Menteri Kebudayaan juga mengingatkan bahwa saat ini kita tengah menghadapi tantangan besar akibat bencana alam. Sebagai respons awal, Kementerian telah melakukan penggalangan dana untuk membantu merenovasi situs dan cagar budaya yang terdampak.
Lanjutnya, ia menekankan pentingnya peran aktif masyarakat dan pemerintah dalam proses pelestarian ini. Dengan kolaborasi yang baik, warisan budaya dapat dijaga dan dituangkan dalam bentuk aktivitas yang nyata di masyarakat.
Keterlibatan Komunitas dan Partisipasi Budaya
Salah satu aspek kritis dalam pelestarian budaya adalah partisipasi komunitas. Dalam acara tersebut, kelompok masyarakat dan akademisi berperan penting dalam penetapan warisan budaya yang diajukan. Ini menunjukkan bahwa pelestarian budaya bukan hanya tanggung jawab pemerintah, melainkan tanggung jawab bersama semua pihak.
Proses penetapan tidak dilakukan secara sembarangan, melainkan melalui evaluasi yang ketat. Hal ini mencakup verifikasi lapangan dan sidang yang melibatkan berbagai pemangku kepentingan, termasuk ahli budaya.

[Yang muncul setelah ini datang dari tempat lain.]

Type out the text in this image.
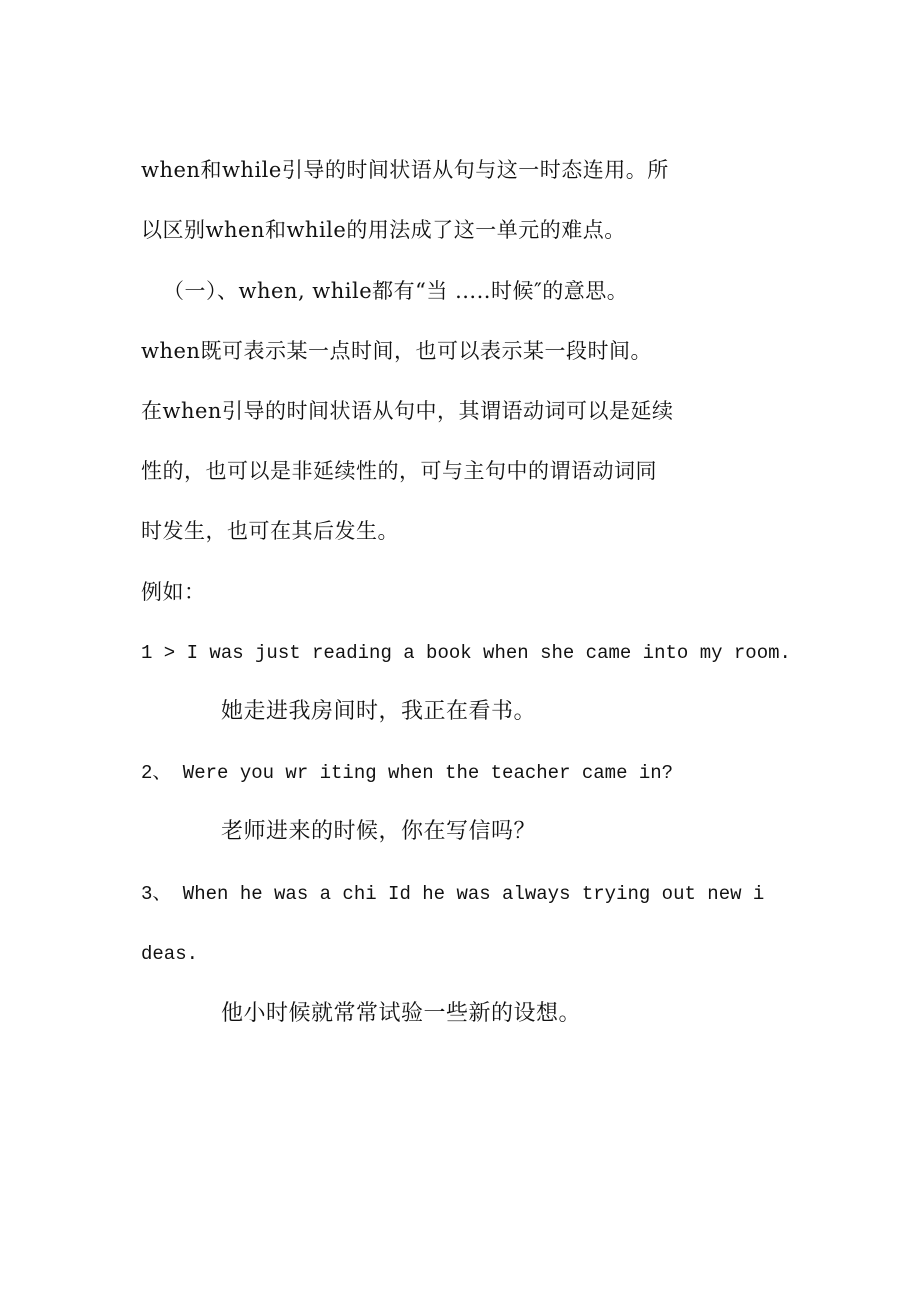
when和while引导的时间状语从句与这一时态连用。所
以区别when和while的用法成了这一单元的难点。
（一）、when, while都有“当 .....时候″的意思。
when既可表示某一点时间，也可以表示某一段时间。
在when引导的时间状语从句中，其谓语动词可以是延续
性的，也可以是非延续性的，可与主句中的谓语动词同
时发生，也可在其后发生。
例如：
1 > I was just reading a book when she came into my room.
她走进我房间时，我正在看书。
2、 Were you wr iting when the teacher came in?
老师进来的时候，你在写信吗？
3、 When he was a chi Id he was always trying out new i
deas.
他小时候就常常试验一些新的设想。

Dengan sistem penilaian yang transparan dan objektif, diharapkan bahwa kualitas warisan budaya yang ditetapkan dapat terjamin dan lebih dikenal di tingkat nasional, bahkan internasional.

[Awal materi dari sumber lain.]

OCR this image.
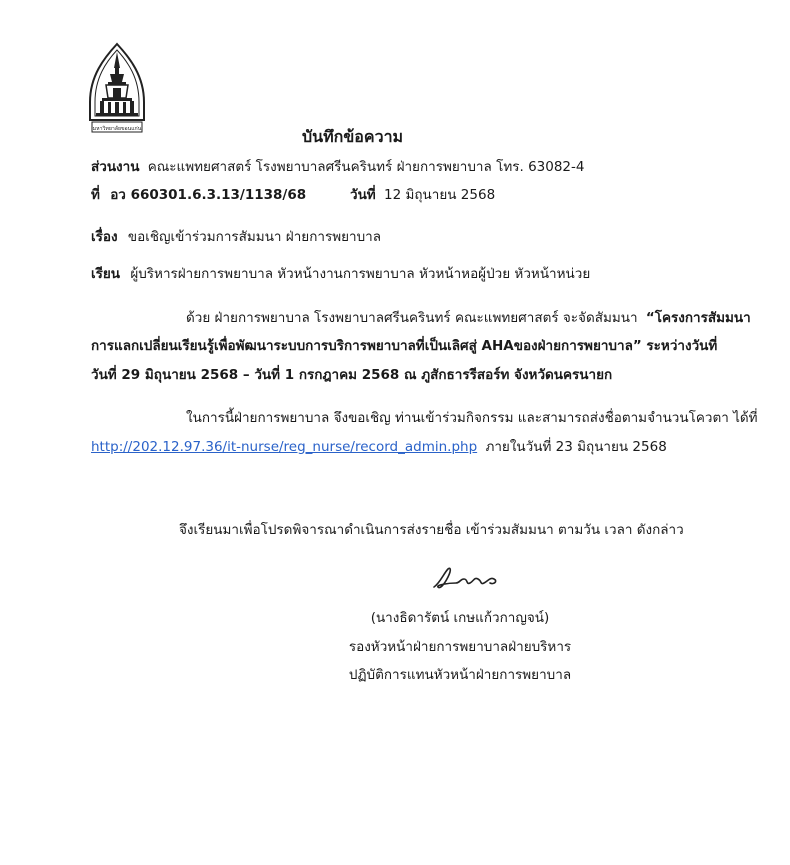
มหาวิทยาลัยขอนแก่น	บันทึกข้อความ
ส่วนงาน คณะแพทยศาสตร์ โรงพยาบาลศรีนครินทร์ ฝ่ายการพยาบาล โทร. 63082-4
ที่ อว 660301.6.3.13/1138/68	วันที่ 12 มิถุนายน 2568
เรื่อง ขอเชิญเข้าร่วมการสัมมนา ฝ่ายการพยาบาล
เรียน ผู้บริหารฝ่ายการพยาบาล หัวหน้างานการพยาบาล หัวหน้าหอผู้ป่วย หัวหน้าหน่วย
ด้วย ฝ่ายการพยาบาล โรงพยาบาลศรีนครินทร์ คณะแพทยศาสตร์ จะจัดสัมมนา “โครงการสัมมนา
การแลกเปลี่ยนเรียนรู้เพื่อพัฒนาระบบการบริการพยาบาลที่เป็นเลิศสู่ AHAของฝ่ายการพยาบาล” ระหว่างวันที่
วันที่ 29 มิถุนายน 2568 – วันที่ 1 กรกฎาคม 2568 ณ ภูสักธารรีสอร์ท จังหวัดนครนายก
ในการนี้ฝ่ายการพยาบาล จึงขอเชิญ ท่านเข้าร่วมกิจกรรม และสามารถส่งชื่อตามจำนวนโควตา ได้ที่
http://202.12.97.36/it-nurse/reg_nurse/record_admin.php ภายในวันที่ 23 มิถุนายน 2568
จึงเรียนมาเพื่อโปรดพิจารณาดำเนินการส่งรายชื่อ เข้าร่วมสัมมนา ตามวัน เวลา ดังกล่าว
(นางธิดารัตน์ เกษแก้วกาญจน์)
รองหัวหน้าฝ่ายการพยาบาลฝ่ายบริหาร
ปฏิบัติการแทนหัวหน้าฝ่ายการพยาบาล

Prestasi dan Capaian dalam Pelestarian Warisan Budaya
Tahun ini, jumlah warisan budaya yang berhasil ditetapkan mencapai angka yang luar biasa, dengan 514 warisan yang diakui. Proses ini melibatkan pengusulan dari 35 provinsi, yang masuk dalam kategori warisan budaya takbenda.
Direktur Jenderal Pelindungan Kebudayaan berharap bahwa pencapaian ini akan menjadi langkah awal untuk pengembangan lebih lanjut. Ia menekankan bahwa penetapan ini harus diikuti dengan aksi nyata untuk memastikan keberlanjutan warisan budaya tersebut.
Kementerian Kebudayaan juga mengajak masyarakat untuk lebih sadar akan pentingnya menjaga warisan budaya mereka. Oleh karena itu, perlu adanya program-program edukasi yang menyentuh generasi muda agar mencintai budaya sendiri.